UWTSD’s Dr Jane Davidson and Dr Nick Campion attend Harmony Conference in Llandovery


University of Wales Trinity Saint David’s Dr Jane Davidson and Dr Nick Campion attended the Harmony in Food and Farming Conference in Llandovery on July 10 and 11.

The two-day conference was organised by the Sustainable Food Trust with keynote speakers, including Dame Ellen MacArthur exploring the ways in which principles of Harmony manifest in food, agriculture and other spheres, including the environment, education, health and music. A range of parallel sessions were also held, in which speakers, including Dr Davidson and Dr Campion shared their insights about principles of Harmony in food and farming and other related fields.

His Royal Highness the Prince of Wales and Royal Patron of UWTSD, opened the conference, calling for a radical change in the way we view our food and farming systems.

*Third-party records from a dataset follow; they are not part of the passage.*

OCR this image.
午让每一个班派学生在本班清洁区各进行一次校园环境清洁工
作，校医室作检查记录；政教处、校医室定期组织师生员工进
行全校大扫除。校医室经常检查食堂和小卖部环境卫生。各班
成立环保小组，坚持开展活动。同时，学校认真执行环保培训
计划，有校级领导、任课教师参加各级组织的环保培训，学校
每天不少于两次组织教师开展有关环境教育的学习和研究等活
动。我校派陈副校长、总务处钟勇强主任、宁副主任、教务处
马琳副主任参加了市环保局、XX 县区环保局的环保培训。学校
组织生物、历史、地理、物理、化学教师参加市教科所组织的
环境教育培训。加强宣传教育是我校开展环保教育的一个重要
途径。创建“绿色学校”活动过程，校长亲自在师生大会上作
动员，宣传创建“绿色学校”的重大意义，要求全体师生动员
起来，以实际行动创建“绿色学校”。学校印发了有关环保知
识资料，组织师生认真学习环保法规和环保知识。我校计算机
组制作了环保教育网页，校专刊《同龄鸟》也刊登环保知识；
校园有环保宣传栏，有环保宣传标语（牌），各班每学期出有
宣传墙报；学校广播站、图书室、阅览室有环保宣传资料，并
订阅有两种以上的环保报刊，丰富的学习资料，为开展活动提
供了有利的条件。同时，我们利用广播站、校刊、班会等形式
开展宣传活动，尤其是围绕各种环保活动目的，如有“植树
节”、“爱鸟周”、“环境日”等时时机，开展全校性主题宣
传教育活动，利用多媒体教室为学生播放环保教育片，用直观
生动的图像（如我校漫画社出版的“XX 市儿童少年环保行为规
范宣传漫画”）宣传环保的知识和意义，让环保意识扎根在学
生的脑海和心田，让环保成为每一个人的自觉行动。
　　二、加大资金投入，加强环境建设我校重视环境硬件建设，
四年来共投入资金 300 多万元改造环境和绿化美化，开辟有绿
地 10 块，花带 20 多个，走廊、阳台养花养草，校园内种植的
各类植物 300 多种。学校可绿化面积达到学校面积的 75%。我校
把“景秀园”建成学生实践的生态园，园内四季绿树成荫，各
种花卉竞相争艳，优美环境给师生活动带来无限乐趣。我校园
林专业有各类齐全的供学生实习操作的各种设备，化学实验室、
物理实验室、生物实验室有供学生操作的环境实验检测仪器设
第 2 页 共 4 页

In the first keynote address on this theme since the publication of his book, Harmony: A New Way of Looking at our World, the Prince of Wales said: "We simply cannot solve the problems we have caused by responding with a ‘business as usual’ approach.”

Instead, he argued that we must put nature at the heart of our thinking and take a much more integrative view.

In his address, The Prince of Wales said: "It is more commonly the view that things like beauty and harmony, a reverence for the sacred, putting Nature at the heart of our thinking and so on, have no place in agricultural matters… It is worth taking a step back and considering the consequences; what happens when we separate what we are from what we do?

"We are struggling with the deep rooted consequences of an immense separation… In my lifetime I have watched the industrialization of food production turn the living organism of an individual farm into little more than a factory.

"My great hope is that your conference may strengthen the common understanding of why this approach has to change.” He went on to say, that in order to address this fundamental problem, “We have to find ways of bringing about a widespread transition to farming, where farms become more balanced and harmonious entities – within nature, within their communities, and certainly within the capacity of the planet.”

"In order to achieve this, we must restore harmony to farming, which means, “having to put back as much as you take out, thus working with the grain of nature. We must also broaden our inspiration and learning by considering what we can learn from things like traditional architecture, traditional crafts, music, education and engineering, and thus, enable us to establish a much more sure-footed response to the enormous problems we face by forging a more circular form of economy.”

UWTSD Professor of Practice Tony Juniper, was also in attendance. He said: “The conference on Harmony in Food and Farming has revealed the deep nature of the challenges we face in relation to feeding ourselves long into the future but also has unearthed a great range of solutions that are not only good for our food but are also good for people and the planet.” He also addressed the “grossly destructive practice” of farm soil erosion and the switch from mixed to monoculture farming systems. He also spoke of the “crisis of perception” that leads us to see ourselves as existing outside of nature.

UWTSD’s Dr Davidson, Pro Vice-Chancellor for External Engagement and Sustainability aid: "I was delighted that UWTSD had such a high profile at the Harmony in Food and Farming Conference with a very public acknowledgement of the university’s broad commitment to sustainability in the curriculum and across our campuses, including specific initiatives in relation to the harmony principles, food, environment and spirituality, particularly on our Lampeter campus.

"The conference was able to engage 400 people in the culinary delights from west Wales with local producers demonstrating the high quality of our local farmers and producers. The university has already made a commitment to using local producers wherever possible and is proud to have been the first university in the UK in 1914 to receive the Soil Association’s Gold Award for using local produce, particularly at our external events. We regained the award in 2016 and will continue to look at ways we can further support local producers to celebrate the diverse and wonderful food available to us on our doorstep and across our local region.”

Patrick Holden, CEO of the Sustainable Food Trust, said: "We are not talking about a niche market here, we are talking about systems changed. The Prince’s Harmony book is a call to action, since there is an urgent need for a fundamental change to our food systems if we are to realign them to serve the needs of societal and planetary health.”